Das Johannesevangelium konfrontiert seine Leser mit der Frage nach ihrer persönlichen Identität: Zu sich selbst finden, zu seiner Wahrheit stehen, kann demnach nur, wer auf ein Gegenüber trifft, das ihn leben lässt und ihn bedingungslos aus reiner Güte akzeptiert. Wer begreift, dass sein Leben noch einmal ganz neu beginnt unter der Perspektive, die Jesu vermittelt, lernt eine Menschlichkeit kennen, die anders kaum vorstellbar ist. Dieser Leitgedanke ist es, den Eugen Drewermann in seiner meisterlichen Interpretation des Johannesevangeliums immer wieder ausfindig macht und für unser gegenwärtiges Leben zu deuten versucht.
Rezensionsnotiz zu
Frankfurter Allgemeine Zeitung, 21.11.2003
Klaus Berger regt sich auf: über Eugen Drewermanns Annahme eines gnostischen Hintergrunds des Evangelium des Johannes, um das es in diesen "Auslassungen" geht, über sein rückständiges Verständnis des Gesetzesbegriffs, der bei ihm nichts als "Enge" und Strafe signalisiere, über sein von C. G. Jung stammendes Dogma der "Angstfreiheit", über seine "antikatholischen Rundumschläge" und "Rührgeschichten", über seine "halt- und formlose Romantik" und noch einiges mehr.

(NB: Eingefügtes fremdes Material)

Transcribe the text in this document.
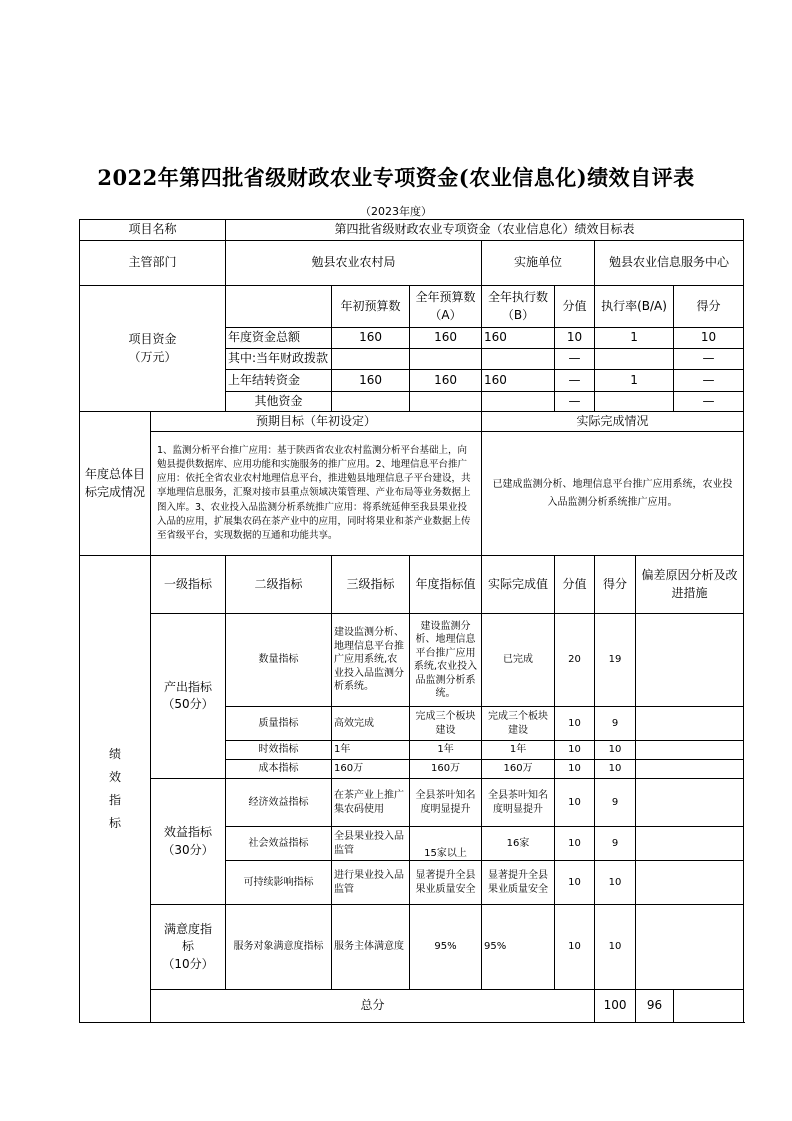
2022年第四批省级财政农业专项资金(农业信息化)绩效自评表
（2023年度）
项目名称		第四批省级财政农业专项资金（农业信息化）绩效目标表							
主管部门		勉县农业农村局			实施单位		勉县农业信息服务中心		

项目资金
（万元）			年初预算数	全年预算数（A）	全年执行数（B）	分值	执行率(B/A)		得分
		年度资金总额	160	160	160	10	1		10
		其中:当年财政拨款				—			—
		上年结转资金	160	160	160	—	1		—
		其他资金				—			—
年度总体目标完成情况	预期目标（年初设定）				实际完成情况				
	1、监测分析平台推广应用：基于陕西省农业农村监测分析平台基础上，向勉县提供数据库、应用功能和实施服务的推广应用。2、地理信息平台推广应用：依托全省农业农村地理信息平台，推进勉县地理信息子平台建设，共享地理信息服务，汇聚对接市县重点领域决策管理、产业布局等业务数据上图入库。3、农业投入品监测分析系统推广应用：将系统延伸至我县果业投入品的应用，扩展集农码在茶产业中的应用，同时将果业和茶产业数据上传至省级平台，实现数据的互通和功能共享。				已建成监测分析、地理信息平台推广应用系统，农业投入品监测分析系统推广应用。				
绩效指标	一级指标	二级指标	三级指标	年度指标值	实际完成值	分值	得分	偏差原因分析及改进措施	

	产出指标
（50分）	数量指标	建设监测分析、地理信息平台推广应用系统,农业投入品监测分析系统。	建设监测分析、地理信息平台推广应用系统,农业投入品监测分析系统。	已完成	20	19		
		质量指标	高效完成	完成三个板块建设	完成三个板块建设	10	9		
		时效指标	1年	1年	1年	10	10		
		成本指标	160万	160万	160万	10	10		

	效益指标
（30分）	经济效益指标	在茶产业上推广集农码使用	全县茶叶知名度明显提升	全县茶叶知名度明显提升	10	9		
		社会效益指标	全县果业投入品监管	15家以上	16家	10	9		
		可持续影响指标	进行果业投入品监管	显著提升全县果业质量安全	显著提升全县果业质量安全	10	10		

	满意度指标
（10分）	服务对象满意度指标	服务主体满意度	95%	95%	10	10		
	总分						100	96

Drewermann bewege sich auf einem Forschungsstand von 1941, und wenn man seine Ansichten nicht gerade antisemitisch nennen könne, so seien sie aber von einem erheblichen Missverständnis des Judentums geprägt. Doch zum Glück sei das Buch, eine Transkription von Meditationen aus Wortgottesdiensten", nur ein verspätetes Aufbäumen oller theologischer Kamellen - "Provinzgeschichte", mehr nicht.